We quickly ferreted out a controversy: a father-son pair whose cookstands were mere yards apart, a competition within a competition. Rodriguez pere, a chatty, charming, sharp-faced smart-ass who was clearly yearning for his own cooking-channel show and a spotlight on him at all times, told us, “That boy’s good for one thing only, making babies.”  We walked over to get Rodriguez fils’s side of the story, but as soon as he understood what we were after, he melted into the smoke of his cookfire and wouldn’t say another word to us.

Hours later, after the judges had had a whack at it all and made their decisions, the festivalgoers lined up in front of all the cookers’ tables to get their share. Although he hadn’t won or even placed (the Miller family dominated), Rodriguez Sr. attracted the longest line by far. Earlier, Brendan had craftily, falsely intimated that we might be bona-fide food critics. Now, he fast-talked us to the front of the line and scored us plates of jambalaya and gravy.

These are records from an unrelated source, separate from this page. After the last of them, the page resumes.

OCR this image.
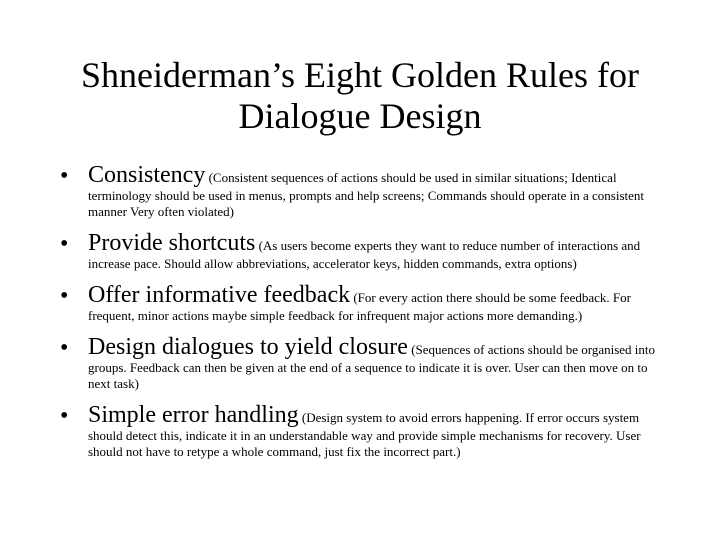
Shneiderman’s Eight Golden Rules for Dialogue Design
• Consistency (Consistent sequences of actions should be used in similar situations; Identical terminology should be used in menus, prompts and help screens; Commands should operate in a consistent manner Very often violated)
• Provide shortcuts (As users become experts they want to reduce number of interactions and increase pace. Should allow abbreviations, accelerator keys, hidden commands, extra options)
• Offer informative feedback (For every action there should be some feedback. For frequent, minor actions maybe simple feedback for infrequent major actions more demanding.)
• Design dialogues to yield closure (Sequences of actions should be organised into groups. Feedback can then be given at the end of a sequence to indicate it is over. User can then move on to next task)
• Simple error handling (Design system to avoid errors happening. If error occurs system should detect this, indicate it in an understandable way and provide simple mechanisms for recovery. User should not have to retype a whole command, just fix the incorrect part.)
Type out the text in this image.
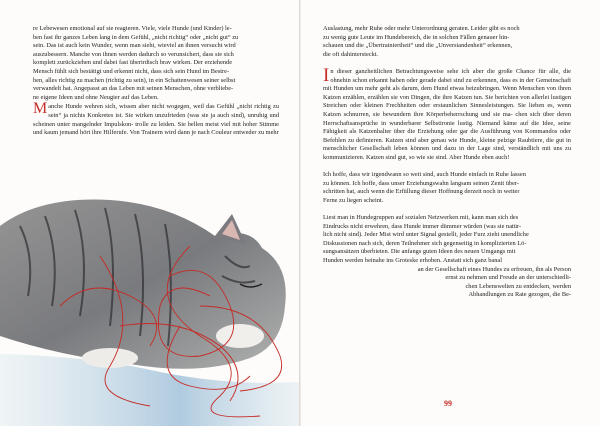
re Lebewesen emotional auf sie reagieren. Viele, viele Hunde (und Kinder) le-
ben fast ihr ganzes Leben lang in dem Gefühl, „nicht richtig“ oder „nicht gut“ zu
sein. Das ist auch kein Wunder, wenn man sieht, wieviel an ihnen versucht wird
auszubessern. Manche von ihnen werden dadurch so verunsichert, dass sie sich
komplett zurückziehen und dabei fast überirdisch brav wirken. Der erziehende
Mensch fühlt sich bestätigt und erkennt nicht, dass sich sein Hund im Bestre-
ben, alles richtig zu machen (richtig zu sein), in ein Schattenwesen seiner selbst
verwandelt hat. Angepasst an das Leben mit seinen Menschen, ohne verbliebe-
ne eigene Ideen und ohne Neugier auf das Leben.

M anche Hunde wehren sich, wissen aber nicht wogegen, weil das Gefühl „nicht richtig zu sein“ ja nichts Konkretes ist. Sie wirken unzufrieden (was sie ja auch sind), unruhig und scheinen unter mangelnder Impulskon- trolle zu leiden. Sie bellen meist viel mit hoher Stimme und kaum jemand hört ihre Hilferufe. Von Trainern wird dann je nach Couleur entweder zu mehr

Auslastung, mehr Ruhe oder mehr Unterordnung geraten. Leider gibt es noch
zu wenig gute Leute im Hundebereich, die in solchen Fällen genauer hin-
schauen und die „Übertrainiertheit“ und die „Unverstandenheit“ erkennen,
die oft dahintersteckt.

I n dieser ganzheitlichen Betrachtungsweise sehe ich aber die große Chance für alle, die ohnehin schon erkannt haben oder gerade dabei sind zu erkennen, dass es in der Gemeinschaft mit Hunden um mehr geht als darum, dem Hund etwas beizubringen. Wenn Menschen von ihren Katzen erzählen, erzählen sie von Dingen, die ihre Katzen tun. Sie berichten von allerlei lustigen Streichen oder kleinen Frechheiten oder erstaunlichen Sinnesleistungen. Sie lieben es, wenn Katzen schnurren, sie bewundern ihre Körperbeherrschung und sie ma- chen sich über deren Herrschaftsansprüche in wunderbarer Selbstironie lustig. Niemand käme auf die Idee, seine Fähigkeit als Katzenhalter über die Erziehung oder gar die Ausführung von Kommandos oder Befehlen zu definieren. Katzen sind aber genau wie Hunde, kleine pelzige Raubtiere, die gut in menschlicher Gesellschaft leben können und dazu in der Lage sind, verständlich mit uns zu kommunizieren. Katzen sind gut, so wie sie sind. Aber Hunde eben auch!

Ich hoffe, dass wir irgendwann so weit sind, auch Hunde einfach in Ruhe lassen
zu können. Ich hoffe, dass unser Erziehungswahn langsam seinen Zenit über-
schritten hat, auch wenn die Erfüllung dieser Hoffnung derzeit noch in weiter
Ferne zu liegen scheint.
Liest man in Hundegruppen auf sozialen Netzwerken mit, kann man sich des
Eindrucks nicht erwehren, dass Hunde immer dümmer würden (was sie natür-
lich nicht sind). Jeder Mist wird unter Signal gestellt, jeder Furz zieht unendliche
Diskussionen nach sich, deren Teilnehmer sich gegenseitig in komplizierten Lö-
sungsansätzen überbieten. Die anfangs guten Ideen des neuen Umgangs mit
Hunden werden beinahe ins Groteske erhoben. Anstatt sich ganz banal
an der Gesellschaft eines Hundes zu erfreuen, ihn als Person
ernst zu nehmen und Freude an der unterschiedli-
chen Lebenswelten zu entdecken, werden
Abhandlungen zu Rate gezogen, die Be-
99
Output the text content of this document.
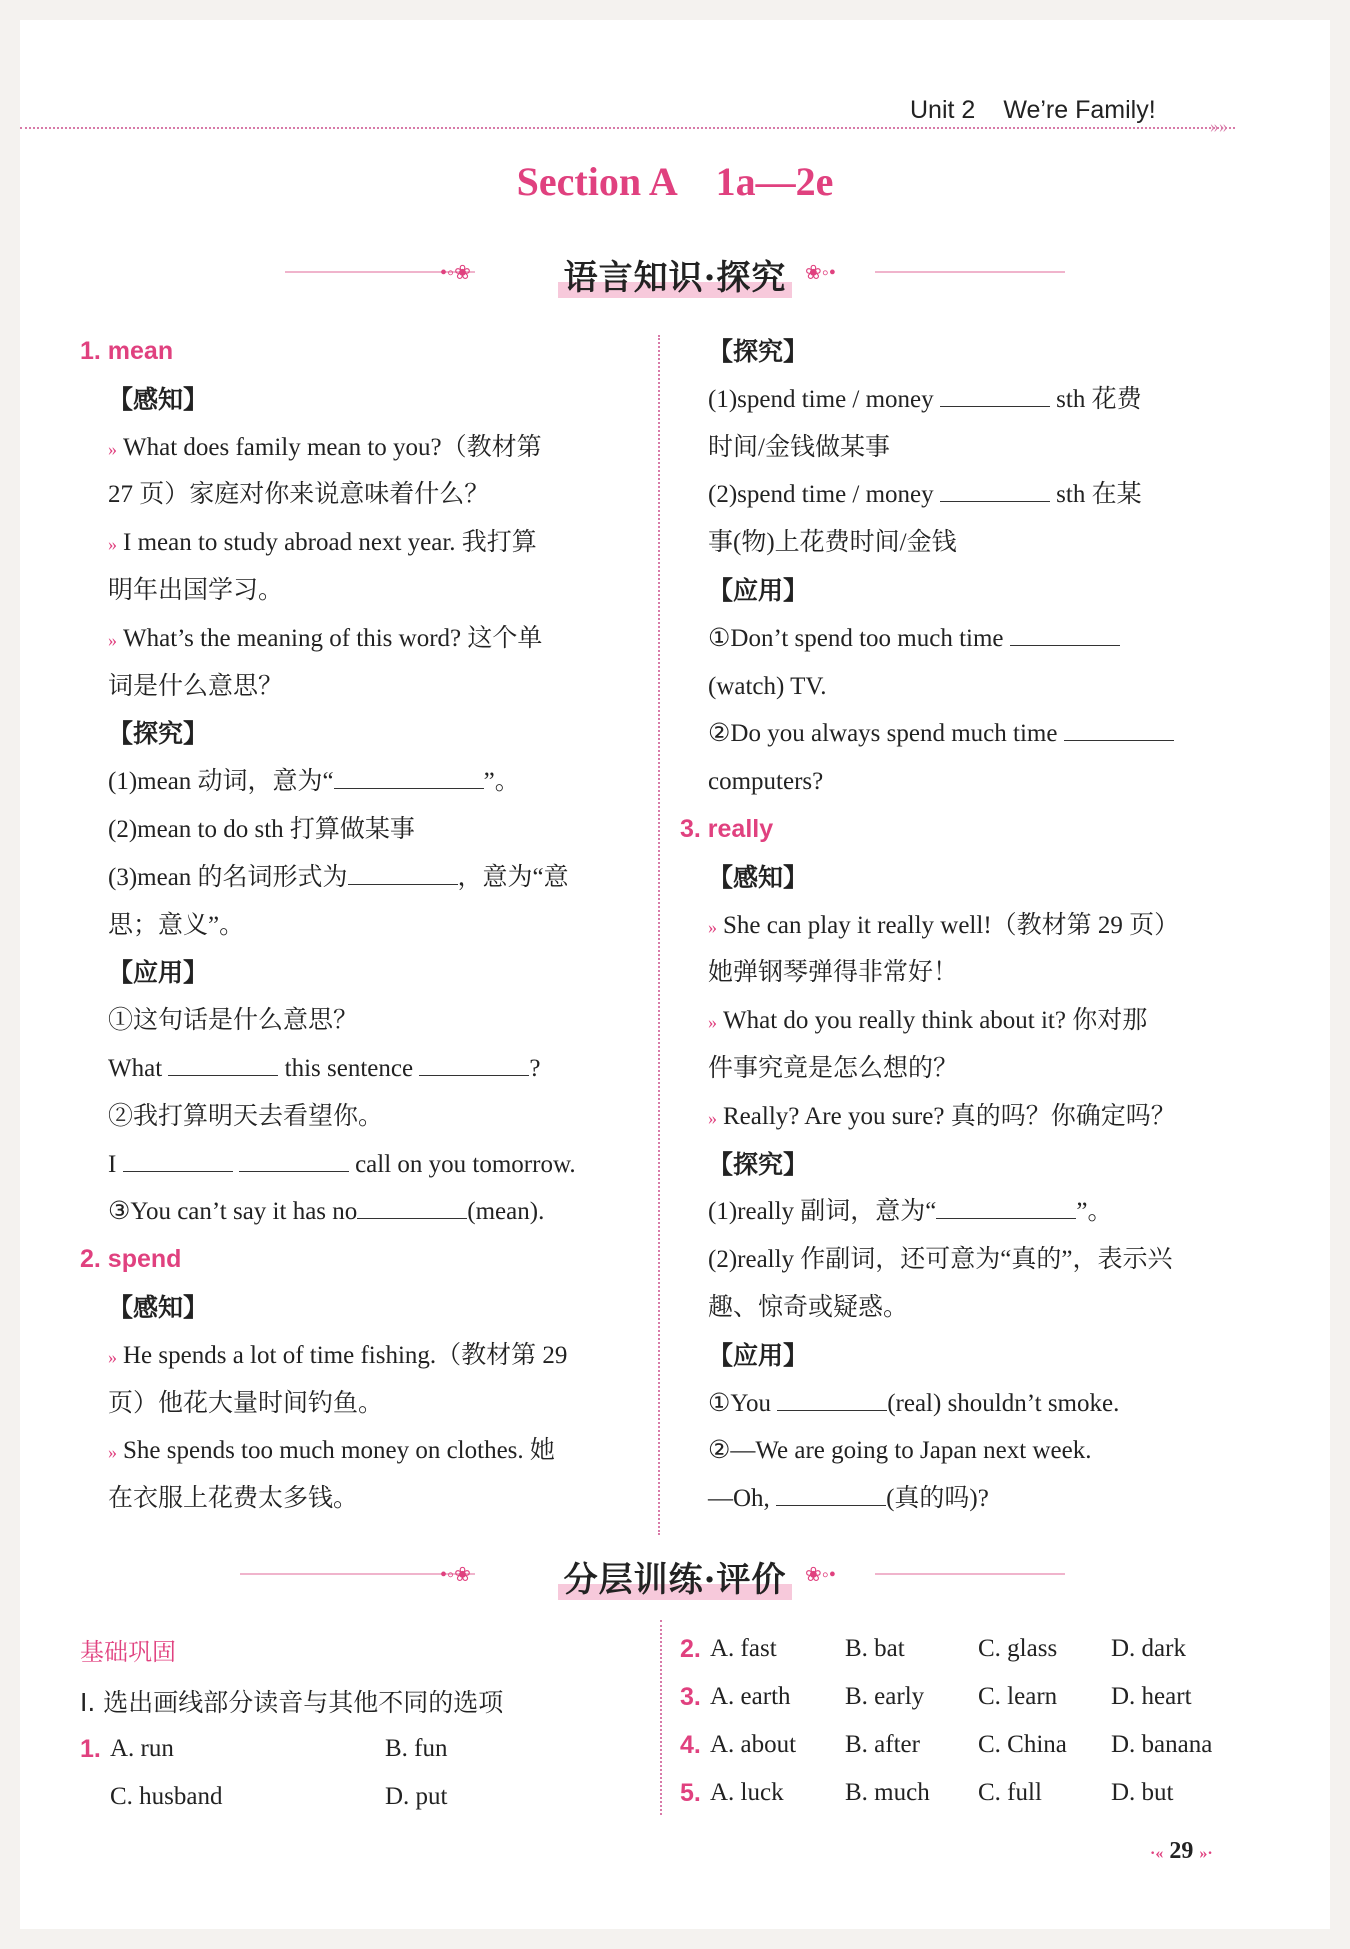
Unit 2 We’re Family!
»»
Section A    1a—2e
•◦❀	❀◦•
语言知识·探究
1. mean
【感知】
» What does family mean to you?（教材第
27 页）家庭对你来说意味着什么？
» I mean to study abroad next year. 我打算
明年出国学习。
» What’s the meaning of this word? 这个单
词是什么意思？
【探究】
(1)mean 动词，意为“	”。
(2)mean to do sth 打算做某事
(3)mean 的名词形式为	，意为“意
思；意义”。
【应用】
①这句话是什么意思？
What	this sentence	?
②我打算明天去看望你。
I	call on you tomorrow.
③You can’t say it has no	(mean).
2. spend
【感知】
» He spends a lot of time fishing.（教材第 29
页）他花大量时间钓鱼。
» She spends too much money on clothes. 她
在衣服上花费太多钱。
【探究】
(1)spend time / money	sth 花费
时间/金钱做某事
(2)spend time / money	sth 在某
事(物)上花费时间/金钱
【应用】
①Don’t spend too much time
(watch) TV.
②Do you always spend much time
computers?
3. really
【感知】
» She can play it really well!（教材第 29 页）
她弹钢琴弹得非常好！
» What do you really think about it? 你对那
件事究竟是怎么想的？
» Really? Are you sure? 真的吗？你确定吗？
【探究】
(1)really 副词，意为“	”。
(2)really 作副词，还可意为“真的”，表示兴
趣、惊奇或疑惑。
【应用】
①You	(real) shouldn’t smoke.
②—We are going to Japan next week.
—Oh,	(真的吗)?
•◦❀	❀◦•
分层训练·评价
基础巩固
Ⅰ. 选出画线部分读音与其他不同的选项
1.	A. run	B. fun
	C. husband	D. put
2.	A. fast	B. bat	C. glass	D. dark
3.	A. earth	B. early	C. learn	D. heart
4.	A. about	B. after	C. China	D. banana
5.	A. luck	B. much	C. full	D. but
·« 29 »·
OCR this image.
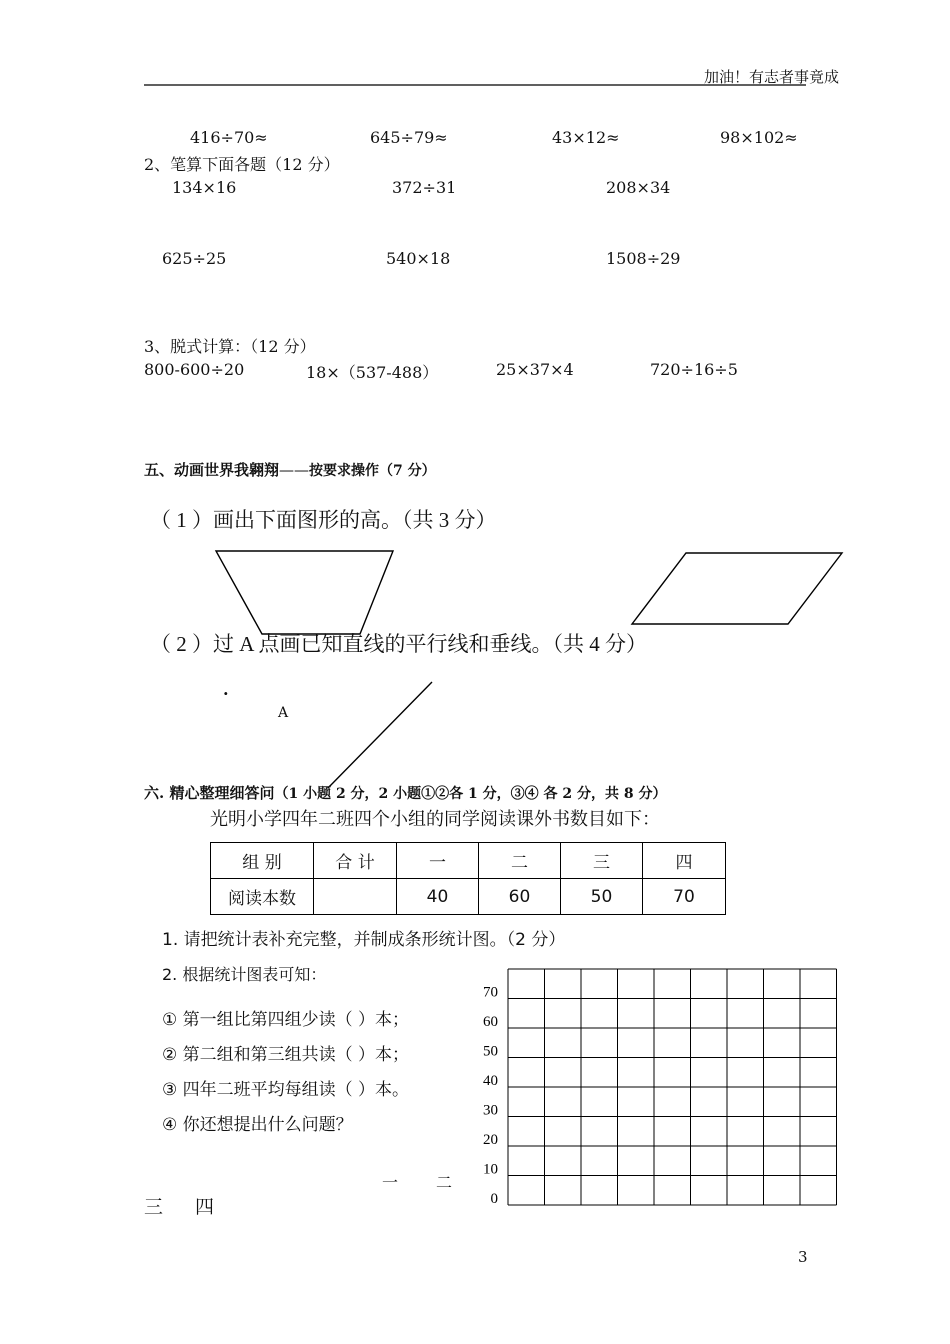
加油！有志者事竟成
416÷70≈	645÷79≈	43×12≈	98×102≈
2、笔算下面各题（12 分）
134×16	372÷31	208×34
625÷25	540×18	1508÷29
3、脱式计算：（12 分）
800-600÷20	18×（537-488）	25×37×4	720÷16÷5
五、动画世界我翱翔——按要求操作（7 分）
（ 1 ）画出下面图形的高。（共 3 分）
（ 2 ）过 A 点画已知直线的平行线和垂线。（共 4 分）
.
A
六. 精心整理细答问（1 小题 2 分，2 小题①②各 1 分，③④ 各 2 分，共 8 分）
光明小学四年二班四个小组的同学阅读课外书数目如下：
组 别	合 计	一	二	三	四
阅读本数		40	60	50	70
1. 请把统计表补充完整，并制成条形统计图。（2 分）
2. 根据统计图表可知：
① 第一组比第四组少读（ ）本；
② 第二组和第三组共读（ ）本；
③ 四年二班平均每组读（ ）本。
④ 你还想提出什么问题？
一 二
三 四
70
60
50
40
30
20
10
0
3
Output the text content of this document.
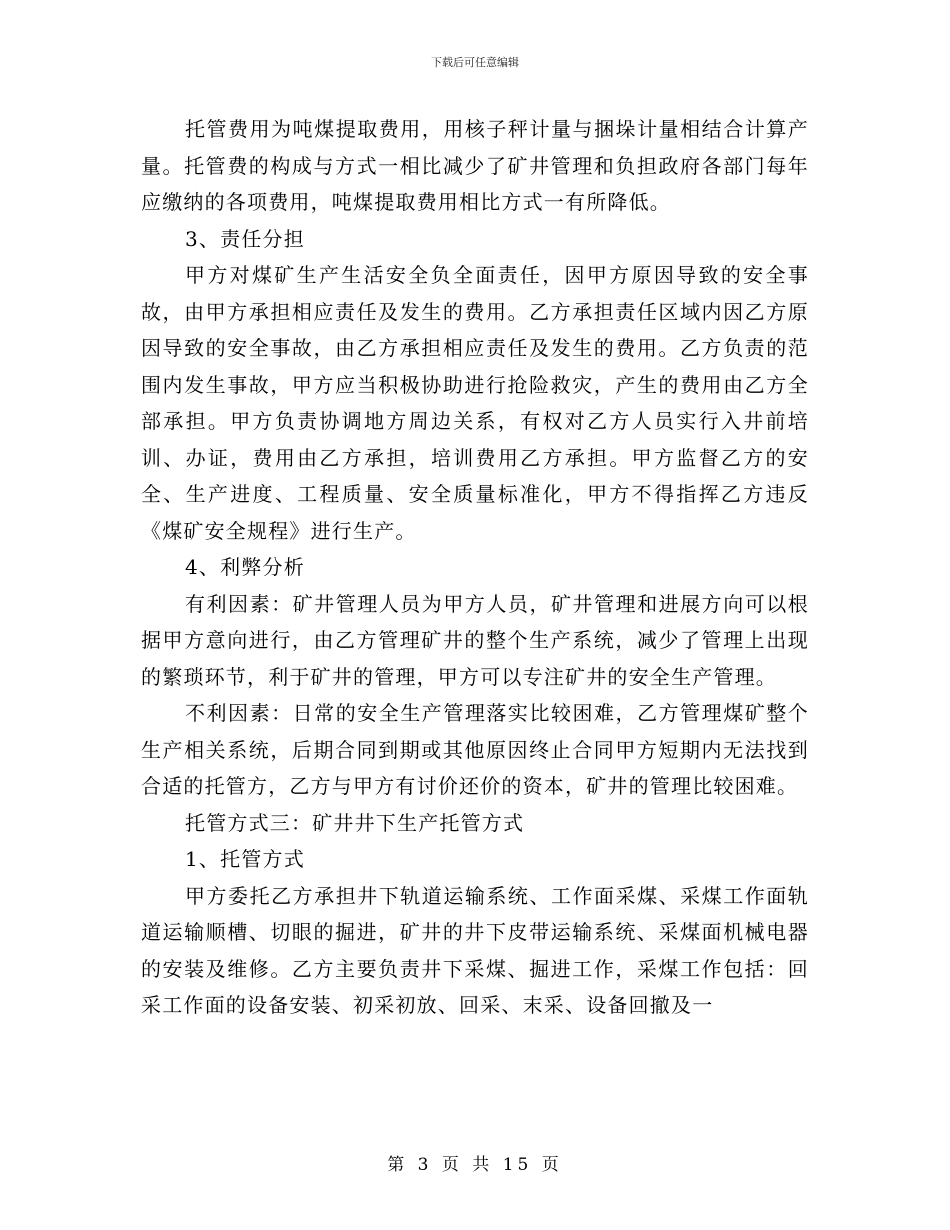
下载后可任意编辑

托管费用为吨煤提取费用，用核子秤计量与捆垛计量相结合计算产量。托管费的构成与方式一相比减少了矿井管理和负担政府各部门每年应缴纳的各项费用，吨煤提取费用相比方式一有所降低。

3、责任分担

甲方对煤矿生产生活安全负全面责任，因甲方原因导致的安全事故，由甲方承担相应责任及发生的费用。乙方承担责任区域内因乙方原因导致的安全事故，由乙方承担相应责任及发生的费用。乙方负责的范围内发生事故，甲方应当积极协助进行抢险救灾，产生的费用由乙方全部承担。甲方负责协调地方周边关系，有权对乙方人员实行入井前培训、办证，费用由乙方承担，培训费用乙方承担。甲方监督乙方的安全、生产进度、工程质量、安全质量标准化，甲方不得指挥乙方违反《煤矿安全规程》进行生产。

4、利弊分析

有利因素：矿井管理人员为甲方人员，矿井管理和进展方向可以根据甲方意向进行，由乙方管理矿井的整个生产系统，减少了管理上出现的繁琐环节，利于矿井的管理，甲方可以专注矿井的安全生产管理。

不利因素：日常的安全生产管理落实比较困难，乙方管理煤矿整个生产相关系统，后期合同到期或其他原因终止合同甲方短期内无法找到合适的托管方，乙方与甲方有讨价还价的资本，矿井的管理比较困难。

托管方式三：矿井井下生产托管方式

1、托管方式

甲方委托乙方承担井下轨道运输系统、工作面采煤、采煤工作面轨道运输顺槽、切眼的掘进，矿井的井下皮带运输系统、采煤面机械电器的安装及维修。乙方主要负责井下采煤、掘进工作，采煤工作包括：回采工作面的设备安装、初采初放、回采、末采、设备回撤及一

第 3 页 共 15 页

We ate and rejoiced. Rodriguez Sr. shouted over to us, “Best ever, huh?”

When the furor died down, Rodriguez Sr. escorted us over to his son’s table and had us try the turtle stew, which I couldn’t eat. His son stood apart with his baby in his arms, ignoring us, or seeming to. The father watched with a complex expression as Brendan tried it – proprietary, avidly competitive, hopeful. “What can I say?” Brendan told him. “It’s fantastic.”

Unsmiling, with another complex expression, Rodriguez Sr. nodded to himself.